So lieber Leser, zuerst erkläre ich dir kurz die zwei verschiedenen Dehnungsformen. Beim statischen Dehnen wird eine Dehnungsposition eingenommen und für etwa 30 Sekunden, ohne Bewegung (statisch), gehalten. Der Unterschied zum dynamischen Dehnen, liegt nun darin, die Endposition federnd mit Bewegung zu verbinden. Nachfedern hielt man lange Zeit für ungünstig, ja sogar für schädlich. Doch warum? Das erkläre ich dir anhand eines Beispiels.
Die hintere Oberschenkelmuskulatur (in Fachkreisen kurz die "Ischies") verläuft über das Knie und die Hüfte. Etwas vereinfacht haben die Ischies zwei Funktionen. Sie können in der Hüfte strecken und im Knie beugen. Möchtest du nun deine Ischies dehnen, musst du bei gestreckten Knien im Hüftgelenk beugen. Wenn du das tust, spürst du ein Ziehen in den "Ischies". Doch nicht nur da, oder?
Nun ging man ja davon aus, daß man nur die Muskulatur dehnt. Und wenn dem so wäre, könnten wippende Bewegungen eine reflektorische Gegenspannung im Muskel erzeugen. Kontraproduktiv für Dehnungen. Doch eigentlich fand ich das schon immer unlogisch. Jeder kennt das. Nehmen wir mal den normalen Langsitz, d.h. du sitzt mit gestreckten Beinen auf dem Boden. Wenn du jetzt den Oberkörper nach vorne beugst, fängt es an hinten in den Beinen zu ziehen. Wenn du jetzt aber noch die Fußspitzen mit hochziehst, schmerzt es deutlich mehr. Es gibt aber keinen Muskel, der von der Hüfte bis zu den Füßen verläuft. Nimmst du jetzt auch noch den Kopf nach vorne, spürst du die gesamte Körperrückseite. Durch den vor geneigten Kopf, verstärkst du sogar das Ziehen in den hinteren Oberschenkeln. Wenn ich in der Physio-Ausbildung die Dozenten gefragt habe, wie man sich das erklärt, kam da immer nur: "Äähm, das ist wohl das Nervensystem und ähhh d-das Gewebe und...und... wir müssen jetzt mal weitermachen?!?!"

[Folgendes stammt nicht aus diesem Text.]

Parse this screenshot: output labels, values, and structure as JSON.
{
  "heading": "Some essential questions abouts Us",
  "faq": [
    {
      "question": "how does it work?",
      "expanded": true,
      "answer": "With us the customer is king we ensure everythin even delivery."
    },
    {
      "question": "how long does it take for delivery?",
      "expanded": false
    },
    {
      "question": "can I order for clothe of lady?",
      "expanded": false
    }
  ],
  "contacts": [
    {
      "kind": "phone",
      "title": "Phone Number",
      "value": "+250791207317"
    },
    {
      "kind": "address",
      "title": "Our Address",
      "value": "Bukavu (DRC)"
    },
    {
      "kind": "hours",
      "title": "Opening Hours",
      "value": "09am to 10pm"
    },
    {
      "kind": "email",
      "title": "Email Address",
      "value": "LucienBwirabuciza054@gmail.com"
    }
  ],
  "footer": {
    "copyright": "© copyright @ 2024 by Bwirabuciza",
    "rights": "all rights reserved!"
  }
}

Tatsächlich gab es damals keine schlüssigen Erklärungsmodelle. Nun ist klar, was du da spürst und was du de facto hauptsächlich dehnst. Dein mit Nervenfasern und Sinnesrezeptoren prall gefülltes Fasziensystem! Und da deine Faszien im Bewegungsapparat primär für die Dynamik und nicht für die Statik zuständig sind, wollen sie auch dynamisches Dehnen!
So lieber Leser, was dynamisches Dehnen ist, wurde ja eigentlich schon geklärt. Doch auf einiges möchte ich noch eingehen.

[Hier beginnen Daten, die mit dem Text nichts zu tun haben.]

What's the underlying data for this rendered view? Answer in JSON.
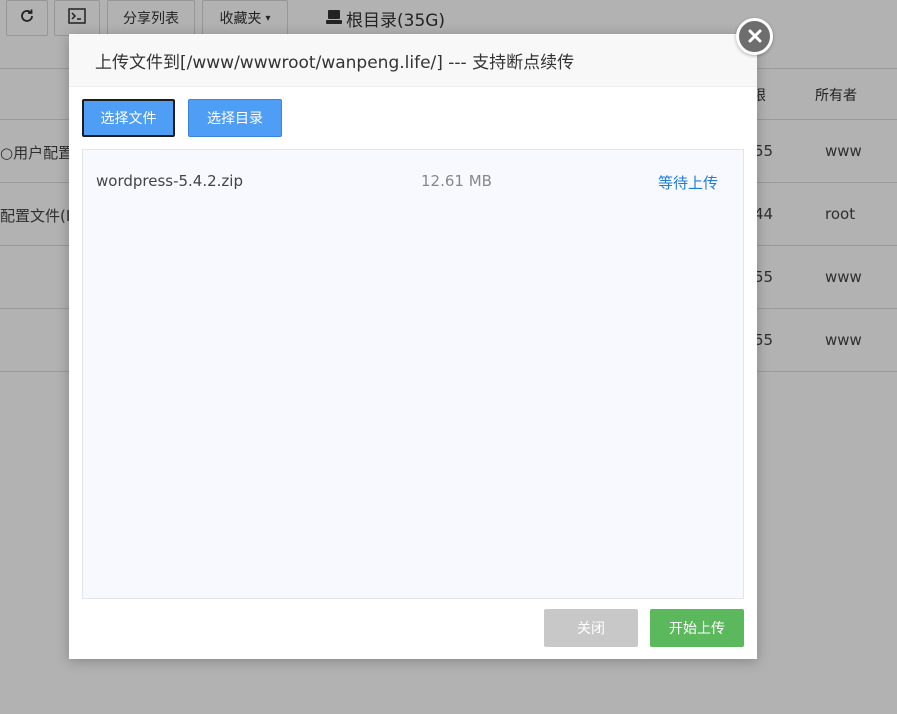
{
  "background": {
    "toolbar": {
      "share_label": "分享列表",
      "fav_label": "收藏夹",
      "root_label": "根目录(35G)"
    },
    "table": {
      "headers": {
        "permission": "限",
        "owner": "所有者"
      },
      "rows": [
        {
          "name": "○用户配置文",
          "permission": "55",
          "owner": "www"
        },
        {
          "name": "配置文件(I",
          "permission": "44",
          "owner": "root"
        },
        {
          "name": "",
          "permission": "55",
          "owner": "www"
        },
        {
          "name": "",
          "permission": "55",
          "owner": "www"
        }
      ]
    }
  },
  "dialog": {
    "title": "上传文件到[/www/wwwroot/wanpeng.life/] --- 支持断点续传",
    "select_file_label": "选择文件",
    "select_dir_label": "选择目录",
    "files": [
      {
        "name": "wordpress-5.4.2.zip",
        "size": "12.61 MB",
        "status": "等待上传"
      }
    ],
    "close_label": "关闭",
    "start_label": "开始上传"
  },
  "icons": {
    "refresh": "refresh-icon",
    "terminal": "terminal-icon",
    "disk": "disk-icon",
    "close": "close-icon",
    "caret": "caret-down-icon"
  }
}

Das klassische dynamische Dehnen ist immer mit federnden Impulsen in der maximalen Dehnstellung. Doch meist werden die federnden Bewegungen als langsam rhythmisch beschrieben. Dadurch wird, erfahrungsgemäß, aus dem Federn, leicht eine geführte Bewegung. Meiner Meinung nach, muss man aber, um optimale Effekte zu erzielen, die natürlichen Eigenschaften unserer "Supergummibänder" nutzen und fördern. Wenn du z.B. im Stand, mit gestreckten Beinen, deine Finger oder die ganze Hand auf den Boden bekommen möchtest, nutze das Gewicht deiner Arme und deines Oberkörpers für das dynamische Dehnen aus und federe kraftvoll nach unten. In welchem Rhythmus du federst und wie groß die Federbewegung ist, werden dir deine Faszien mitteilen. Denn das ist individuell. Du wirst ein Gefühl dafür entwickeln. Natürlich solltest du dabei keine Schmerzen haben, aber ein ordentliches ziehen ist normal. Du kannst ruhig kräftig und auch zügig federn, denn das ist, meiner Meinung nach, der Stimulus, den unsere Faszien brauchen, um ihre Strukturen anzupassen. Gesunde Faszien verleihen dir explosive, flexible Dynamik. Du wirst dich wundern, wie schnell du die ersten Erfolge siehst. Wahrscheinlich durch gelöste Verklebungen. Denn die Gesundung des Fasziengewebes dauert Monate bis Jahre. Das bedeutet, daß du selbst nach Jahren noch Fortschritte beim dynamischen Dehnen sehen wirst! ERGO: Immer dranbleiben!!